I visited the exhibit in person and also bought the catalogue because the prints on display were of wonderful quality and I had not ever before seen some of them. The book is superficially attractive but after looking at most of the images carefully and reading the text carefully I am profoundly disappointed. I had the same feeling when I read the text that was part of the exhibit, but the problems are much more flagrant in the book. Susan Dackerman does not understand the difference between practical mathematics, natural philosophy, natural history and science and continually conflates them. Seemingly, she thinks that everything that is "technical" is "scientific" and because these prints reflect instruments, astronomy and other practical pursuits they represent "science" In point of fact there is not one single print relating to "science" in the entire work (one can possibly except the Galileo moon illustrations, but these were misdescribed).
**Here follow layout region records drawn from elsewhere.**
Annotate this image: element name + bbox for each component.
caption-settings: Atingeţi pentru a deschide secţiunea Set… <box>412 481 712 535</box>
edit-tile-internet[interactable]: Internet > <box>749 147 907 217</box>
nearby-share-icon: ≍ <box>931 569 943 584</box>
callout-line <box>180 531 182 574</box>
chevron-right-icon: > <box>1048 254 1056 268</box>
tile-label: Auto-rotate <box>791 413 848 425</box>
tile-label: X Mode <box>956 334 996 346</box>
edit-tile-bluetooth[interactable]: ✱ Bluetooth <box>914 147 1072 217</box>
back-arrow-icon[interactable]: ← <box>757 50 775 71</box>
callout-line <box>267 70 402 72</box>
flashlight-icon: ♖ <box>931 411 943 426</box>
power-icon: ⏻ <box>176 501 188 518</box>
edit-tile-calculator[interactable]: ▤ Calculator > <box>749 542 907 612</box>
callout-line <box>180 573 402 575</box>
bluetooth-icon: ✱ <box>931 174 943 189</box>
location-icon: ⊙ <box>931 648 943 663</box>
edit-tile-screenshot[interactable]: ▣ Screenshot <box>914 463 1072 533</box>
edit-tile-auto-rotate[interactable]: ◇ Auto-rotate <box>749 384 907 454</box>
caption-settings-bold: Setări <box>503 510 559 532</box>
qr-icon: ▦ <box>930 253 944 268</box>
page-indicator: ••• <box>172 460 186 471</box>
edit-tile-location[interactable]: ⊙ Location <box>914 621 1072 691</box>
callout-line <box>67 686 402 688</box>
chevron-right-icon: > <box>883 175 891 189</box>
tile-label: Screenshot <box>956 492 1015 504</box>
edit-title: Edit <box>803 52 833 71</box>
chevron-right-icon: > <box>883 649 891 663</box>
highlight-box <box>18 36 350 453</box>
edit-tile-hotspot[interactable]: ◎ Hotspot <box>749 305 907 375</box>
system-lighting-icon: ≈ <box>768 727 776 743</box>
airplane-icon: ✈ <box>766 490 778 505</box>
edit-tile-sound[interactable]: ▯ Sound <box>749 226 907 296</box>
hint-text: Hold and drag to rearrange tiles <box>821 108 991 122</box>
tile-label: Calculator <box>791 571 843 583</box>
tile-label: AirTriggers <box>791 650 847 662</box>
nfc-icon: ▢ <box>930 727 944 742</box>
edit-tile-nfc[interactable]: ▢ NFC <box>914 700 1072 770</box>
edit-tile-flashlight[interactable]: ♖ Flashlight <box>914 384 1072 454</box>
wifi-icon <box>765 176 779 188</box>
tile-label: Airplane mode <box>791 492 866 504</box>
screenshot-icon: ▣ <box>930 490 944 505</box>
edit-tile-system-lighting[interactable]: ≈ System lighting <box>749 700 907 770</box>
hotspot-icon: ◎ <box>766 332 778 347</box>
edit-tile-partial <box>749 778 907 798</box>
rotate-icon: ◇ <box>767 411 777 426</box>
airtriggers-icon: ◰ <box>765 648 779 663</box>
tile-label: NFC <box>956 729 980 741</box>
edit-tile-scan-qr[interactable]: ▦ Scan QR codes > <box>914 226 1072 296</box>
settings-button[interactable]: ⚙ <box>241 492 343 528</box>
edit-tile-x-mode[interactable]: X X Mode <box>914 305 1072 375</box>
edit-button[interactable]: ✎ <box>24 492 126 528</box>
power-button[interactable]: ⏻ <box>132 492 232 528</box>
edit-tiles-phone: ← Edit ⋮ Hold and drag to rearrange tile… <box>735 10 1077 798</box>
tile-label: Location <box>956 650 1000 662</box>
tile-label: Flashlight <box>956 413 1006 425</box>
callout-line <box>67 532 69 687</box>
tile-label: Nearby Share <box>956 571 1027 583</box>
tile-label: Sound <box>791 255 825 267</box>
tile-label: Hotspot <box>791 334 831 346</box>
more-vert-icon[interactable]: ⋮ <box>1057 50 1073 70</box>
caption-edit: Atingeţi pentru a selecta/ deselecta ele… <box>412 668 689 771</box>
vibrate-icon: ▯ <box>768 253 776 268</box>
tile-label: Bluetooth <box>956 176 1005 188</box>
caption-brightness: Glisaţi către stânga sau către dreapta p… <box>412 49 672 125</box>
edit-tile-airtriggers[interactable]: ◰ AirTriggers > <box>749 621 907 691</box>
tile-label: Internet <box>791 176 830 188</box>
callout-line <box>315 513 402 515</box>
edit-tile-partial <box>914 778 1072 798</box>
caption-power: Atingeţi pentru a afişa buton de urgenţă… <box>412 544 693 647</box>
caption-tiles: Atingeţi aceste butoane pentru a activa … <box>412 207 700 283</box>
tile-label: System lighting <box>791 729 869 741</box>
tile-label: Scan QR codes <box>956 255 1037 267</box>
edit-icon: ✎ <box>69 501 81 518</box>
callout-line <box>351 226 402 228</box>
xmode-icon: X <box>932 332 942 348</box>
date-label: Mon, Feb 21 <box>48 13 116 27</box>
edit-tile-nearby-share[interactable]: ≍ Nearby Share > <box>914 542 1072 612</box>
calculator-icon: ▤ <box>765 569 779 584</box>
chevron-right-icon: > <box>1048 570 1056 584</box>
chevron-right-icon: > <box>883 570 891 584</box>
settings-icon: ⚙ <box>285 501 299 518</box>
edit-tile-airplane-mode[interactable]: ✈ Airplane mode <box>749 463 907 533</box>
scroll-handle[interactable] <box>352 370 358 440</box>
It isn't until the final essay on Allegory by Katherine Park that some clarity enters the text and "practical mathematics" is used correctly and not confused with natural philosophy and intellectual order is produced.
The text abounds with error; far too many to list here but some of the more egregious ones relate to Hendrik Goltzius' 1598 portrait of Nicolaus Petri van Deventer (image 5). The text misidentifies a quadrant on the table in front of the subject, calling it a "sextant" and claims a figure in the background is using a "forerunner" of the sextant but yet this is called a sextant in Dackerman's text (it is neither). Jan Saenredam's map (image 89) is suggested to be useful for practical navigation because it has a compass rose, dividers and a scale. This most certainly is not a sea chart and would be useless for navigational purposes. The ship firing a cannon is a common device and the map is certainly not "artistically virtuosic" - apparently the writer is unfamiliar with truly "virtuosic" maps of this period, is unaware of the decorations used conventionally and has never seen a sea chart. In addition, Saenredam is but a footnote to 16th century cartography. Tooley merely lists him as "an engraver" and Karrow, in his exhaustive work on 16th-century cartographers doesn't even include him in his index! With all of the superb examples of 16th c cartography available it is difficult to understand why such a mediocre specimen of dead-end mapmaking should be extolled with such naive enthusiasm.
Not every cut surface is a "cross-section" and the term is used incorrectly with reference to Baldung's dissection of the head (images 10). Indeed, the ventral view of the intact skull in the last view of this series is not even a section!
Hartmann Schedel's book, known in English as the Nuremberg Chronicle is referred to as his "Weltchronik". Indeed it is a Weltchronik but that is not its title as implied in the text. It's only fairly recent that the work in German is referred to colloquially as Die Schedlesche Weltchronik. The book's first appearance in 1493 in Latin is generally called the Liber Chronicarum and the German one is generally referred to as Das Buch der Chronik.
Throughout this work, one gets the impression that many of the contributors are unfamiliar with the contextual material and the very reasons why the contemporary workers persevered with their efforts. For Lorraine Daston to project her opinions regarding observational studies as "boring" (page 128) is gratuitously insulting to subject matter and those who studied it. "Sheer boredom" is not an acceptable descriptor of the study of insect "entrails". Following such deprecatory rhetoric, one might conclude that Titian had to be bored beyond all reason since he was compelled to transfer so many brushloads of paint to canvas. I would also like to have a reference to her claim that "early modern scientific observers went blind from squinting at the viscera of insects under powerful lenses in the noonday sun..."
The reproduction of images in the book is profoundly disturbing. Most of the prints on exhibit are high-quality impressions, black-on-white and this is reasonably well reproduced in the eleven images, for example, by Stradanus. However, many, if not most, of the book's reproductions are for some strange reason printed in sepia with the paper shown as a lighter sepia. The reproductions of images by Cornelis Drebbel (98) are ridiculous to the extreme. These are, in reality, brilliant black/white prints but for some reason have been printed as sepia/sepia and look as though they were printed on paper grocery bags, not fine white paper. Philip Galle's Alchemist (96) is reproduced as a disgusting brown image completely unlike the original. Someone unfamiliar with prints from this period might conclude that they were all brownish - perhaps whoever designed the book thought that old paper needed to be browned or yellowed.
From the standpoint of a scholarly record of the images (which is why I bought the book) the catalogue is nearly worthless. They might just as well have printed the plates purple and magenta.
So, as a visual record the book fails miserably and as a scholarly interpretation it is sufficiently wrong to be useless.
Clearly a lot of work and expense went into this work but unfortunately Susan Dackerman was not up to the job. It is an expensive disaster and in earlier times Harvard would have been ashamed to put something like this forward and probably would have not have done so.